In 1983, Japan imported 3.14 million litres of blood plasma from the US to produce its own blood products, as well as 46 million units of prepared blood products. These imported blood products were said to pose no risk of HIV infection, and were used in Japan until 1986. Heat-treated products had been on sale since 1985, but there was neither a recall of remaining products nor a warning about the risks of using untreated products. As a result, untreated blood preparations stored at hospitals and in patients' home refrigerators were used up; there have been cases reported in which individuals were diagnosed with haemophilia for the first time between 1985 and 1986, began treatment, and were subsequently infected with HIV, even though it was known that HIV could be transmitted in untreated blood preparations, and treated products had become available and were in use at that time.

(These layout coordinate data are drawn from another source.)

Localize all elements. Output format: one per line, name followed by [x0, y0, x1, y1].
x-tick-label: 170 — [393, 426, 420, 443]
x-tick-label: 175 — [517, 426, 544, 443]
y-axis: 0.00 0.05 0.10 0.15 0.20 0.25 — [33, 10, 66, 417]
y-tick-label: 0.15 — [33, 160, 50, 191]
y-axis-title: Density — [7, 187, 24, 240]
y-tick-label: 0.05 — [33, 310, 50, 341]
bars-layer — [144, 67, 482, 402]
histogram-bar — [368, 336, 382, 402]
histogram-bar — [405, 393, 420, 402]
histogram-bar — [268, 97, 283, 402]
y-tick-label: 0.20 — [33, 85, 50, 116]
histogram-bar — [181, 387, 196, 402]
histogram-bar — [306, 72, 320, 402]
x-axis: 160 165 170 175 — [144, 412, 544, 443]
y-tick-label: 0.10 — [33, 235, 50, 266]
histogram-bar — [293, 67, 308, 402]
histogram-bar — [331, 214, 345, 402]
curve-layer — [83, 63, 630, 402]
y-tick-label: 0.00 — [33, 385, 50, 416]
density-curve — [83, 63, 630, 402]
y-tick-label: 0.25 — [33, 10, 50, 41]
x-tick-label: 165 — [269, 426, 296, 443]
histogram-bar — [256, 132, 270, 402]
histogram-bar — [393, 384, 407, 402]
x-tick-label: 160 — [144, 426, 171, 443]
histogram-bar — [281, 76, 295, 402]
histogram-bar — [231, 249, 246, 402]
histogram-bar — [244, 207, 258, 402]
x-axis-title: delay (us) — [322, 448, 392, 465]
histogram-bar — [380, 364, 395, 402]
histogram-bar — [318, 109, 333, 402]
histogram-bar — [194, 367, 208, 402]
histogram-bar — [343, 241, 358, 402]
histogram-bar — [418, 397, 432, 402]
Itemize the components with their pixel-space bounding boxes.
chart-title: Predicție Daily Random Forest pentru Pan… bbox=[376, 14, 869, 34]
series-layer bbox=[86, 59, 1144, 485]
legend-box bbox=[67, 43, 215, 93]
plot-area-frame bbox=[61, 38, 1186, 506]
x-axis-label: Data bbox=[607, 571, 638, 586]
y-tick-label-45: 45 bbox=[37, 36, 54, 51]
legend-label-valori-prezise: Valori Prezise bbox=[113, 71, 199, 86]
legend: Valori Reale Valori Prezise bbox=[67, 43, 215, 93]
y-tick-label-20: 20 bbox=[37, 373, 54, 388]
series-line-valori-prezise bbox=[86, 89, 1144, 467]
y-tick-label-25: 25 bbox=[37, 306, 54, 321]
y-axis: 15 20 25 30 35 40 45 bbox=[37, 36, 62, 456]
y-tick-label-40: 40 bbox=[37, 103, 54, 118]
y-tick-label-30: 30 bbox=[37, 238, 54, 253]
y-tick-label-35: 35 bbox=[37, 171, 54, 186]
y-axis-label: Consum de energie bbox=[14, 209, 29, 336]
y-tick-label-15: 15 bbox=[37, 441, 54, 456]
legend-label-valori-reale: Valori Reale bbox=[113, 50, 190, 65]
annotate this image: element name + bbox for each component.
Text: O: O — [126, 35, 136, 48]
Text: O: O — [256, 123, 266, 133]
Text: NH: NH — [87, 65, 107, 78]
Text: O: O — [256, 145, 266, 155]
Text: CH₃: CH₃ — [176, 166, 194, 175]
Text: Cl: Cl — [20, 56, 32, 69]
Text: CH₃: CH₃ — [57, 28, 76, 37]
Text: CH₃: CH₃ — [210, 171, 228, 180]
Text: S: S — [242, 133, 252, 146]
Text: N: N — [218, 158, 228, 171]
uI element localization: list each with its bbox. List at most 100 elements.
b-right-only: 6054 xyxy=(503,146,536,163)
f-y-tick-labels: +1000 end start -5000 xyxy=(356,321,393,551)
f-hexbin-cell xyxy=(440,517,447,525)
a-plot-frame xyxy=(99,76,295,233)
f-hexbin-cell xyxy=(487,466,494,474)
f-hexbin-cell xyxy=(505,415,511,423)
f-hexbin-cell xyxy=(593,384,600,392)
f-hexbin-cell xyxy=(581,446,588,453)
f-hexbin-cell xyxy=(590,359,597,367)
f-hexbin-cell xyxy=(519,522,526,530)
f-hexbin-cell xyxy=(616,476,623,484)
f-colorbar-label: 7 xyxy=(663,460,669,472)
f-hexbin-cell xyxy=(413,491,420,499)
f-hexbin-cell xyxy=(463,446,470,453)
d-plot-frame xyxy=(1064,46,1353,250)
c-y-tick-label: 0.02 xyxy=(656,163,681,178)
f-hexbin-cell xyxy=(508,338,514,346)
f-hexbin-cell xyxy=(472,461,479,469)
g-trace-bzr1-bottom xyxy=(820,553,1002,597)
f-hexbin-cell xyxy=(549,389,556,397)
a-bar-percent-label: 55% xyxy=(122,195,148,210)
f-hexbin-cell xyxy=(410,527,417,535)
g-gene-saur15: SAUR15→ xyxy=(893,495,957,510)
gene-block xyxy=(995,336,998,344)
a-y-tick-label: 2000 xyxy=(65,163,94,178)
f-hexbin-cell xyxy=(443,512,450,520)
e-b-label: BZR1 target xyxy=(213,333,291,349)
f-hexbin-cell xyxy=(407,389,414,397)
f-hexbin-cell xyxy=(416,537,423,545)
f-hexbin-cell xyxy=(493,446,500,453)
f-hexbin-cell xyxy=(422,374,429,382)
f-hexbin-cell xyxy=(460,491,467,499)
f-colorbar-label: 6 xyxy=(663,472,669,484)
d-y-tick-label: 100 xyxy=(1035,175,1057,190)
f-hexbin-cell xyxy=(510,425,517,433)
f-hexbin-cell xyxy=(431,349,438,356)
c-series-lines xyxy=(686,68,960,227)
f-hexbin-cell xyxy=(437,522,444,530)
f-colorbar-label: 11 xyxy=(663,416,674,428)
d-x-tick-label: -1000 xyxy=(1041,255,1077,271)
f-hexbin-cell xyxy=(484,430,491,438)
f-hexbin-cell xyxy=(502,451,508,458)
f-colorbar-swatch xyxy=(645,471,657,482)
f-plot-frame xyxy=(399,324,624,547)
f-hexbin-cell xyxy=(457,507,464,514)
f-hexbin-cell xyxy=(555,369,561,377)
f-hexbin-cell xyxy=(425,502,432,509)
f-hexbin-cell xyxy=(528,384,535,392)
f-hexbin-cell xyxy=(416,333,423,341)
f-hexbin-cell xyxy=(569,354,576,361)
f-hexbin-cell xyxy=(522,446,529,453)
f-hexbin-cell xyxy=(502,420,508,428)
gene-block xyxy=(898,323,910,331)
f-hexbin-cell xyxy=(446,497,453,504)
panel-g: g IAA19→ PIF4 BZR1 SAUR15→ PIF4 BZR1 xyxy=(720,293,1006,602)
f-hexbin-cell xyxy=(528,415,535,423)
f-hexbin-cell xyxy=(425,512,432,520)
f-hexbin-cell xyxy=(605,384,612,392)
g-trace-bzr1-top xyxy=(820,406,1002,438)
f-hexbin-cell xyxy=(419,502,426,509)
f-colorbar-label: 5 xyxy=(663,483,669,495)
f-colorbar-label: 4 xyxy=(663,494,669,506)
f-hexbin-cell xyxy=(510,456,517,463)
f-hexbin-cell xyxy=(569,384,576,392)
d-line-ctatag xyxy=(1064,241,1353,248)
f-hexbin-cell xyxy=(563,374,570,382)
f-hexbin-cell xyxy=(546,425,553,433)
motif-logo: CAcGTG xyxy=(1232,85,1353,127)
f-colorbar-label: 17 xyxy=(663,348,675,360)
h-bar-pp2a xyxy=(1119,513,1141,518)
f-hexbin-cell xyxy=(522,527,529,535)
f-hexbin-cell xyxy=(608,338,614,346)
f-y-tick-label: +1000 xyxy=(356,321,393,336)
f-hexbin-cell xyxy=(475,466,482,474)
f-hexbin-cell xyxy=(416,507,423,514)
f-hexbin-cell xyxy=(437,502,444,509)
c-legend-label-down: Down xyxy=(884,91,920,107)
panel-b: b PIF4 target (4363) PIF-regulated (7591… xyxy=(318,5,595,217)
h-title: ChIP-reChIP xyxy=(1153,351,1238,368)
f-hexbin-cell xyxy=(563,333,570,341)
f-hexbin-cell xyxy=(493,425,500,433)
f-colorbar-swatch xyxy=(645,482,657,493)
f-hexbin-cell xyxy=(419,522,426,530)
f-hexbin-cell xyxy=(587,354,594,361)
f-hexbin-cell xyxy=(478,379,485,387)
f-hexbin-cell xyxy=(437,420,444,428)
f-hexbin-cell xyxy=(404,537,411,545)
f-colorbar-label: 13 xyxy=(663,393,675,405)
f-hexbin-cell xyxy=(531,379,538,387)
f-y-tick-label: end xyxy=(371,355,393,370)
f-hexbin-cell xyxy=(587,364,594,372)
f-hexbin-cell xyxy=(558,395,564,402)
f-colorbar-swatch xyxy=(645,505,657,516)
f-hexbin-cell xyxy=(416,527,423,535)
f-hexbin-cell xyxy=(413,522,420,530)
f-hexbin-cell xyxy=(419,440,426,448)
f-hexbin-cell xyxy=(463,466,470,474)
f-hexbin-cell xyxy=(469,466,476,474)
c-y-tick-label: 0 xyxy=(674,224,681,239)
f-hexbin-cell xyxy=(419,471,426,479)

As early as 1984, several Japanese haemophiliacs were discovered to have been infected with HIV through the use of untreated blood preparations; this fact was concealed from the public. The patients themselves continued to receive "intentional propaganda" which downplayed the risks of contracting HIV from blood products, assured their safety, and promoted their use. Of some 4500 haemophiliacs in Japan, an estimated 2000 contracted HIV in the 1980s from untreated blood preparations [J.E.N].

==Charges==

Renzō Matsushita, former head of the Ministry of Health and Welfare's Pharmaceutical Affairs Bureau, and two of his colleagues, were found guilty of professional negligence resulting in death. Matsushita was sentenced to two years in jail. A murder charge was also brought against him. Matsushita, who after retirement became president of Green Cross, is one of at least nine former Ministry of Health bureaucrats who have retired to executive positions in Japan's blood industry since the 1980s (see ama kudari).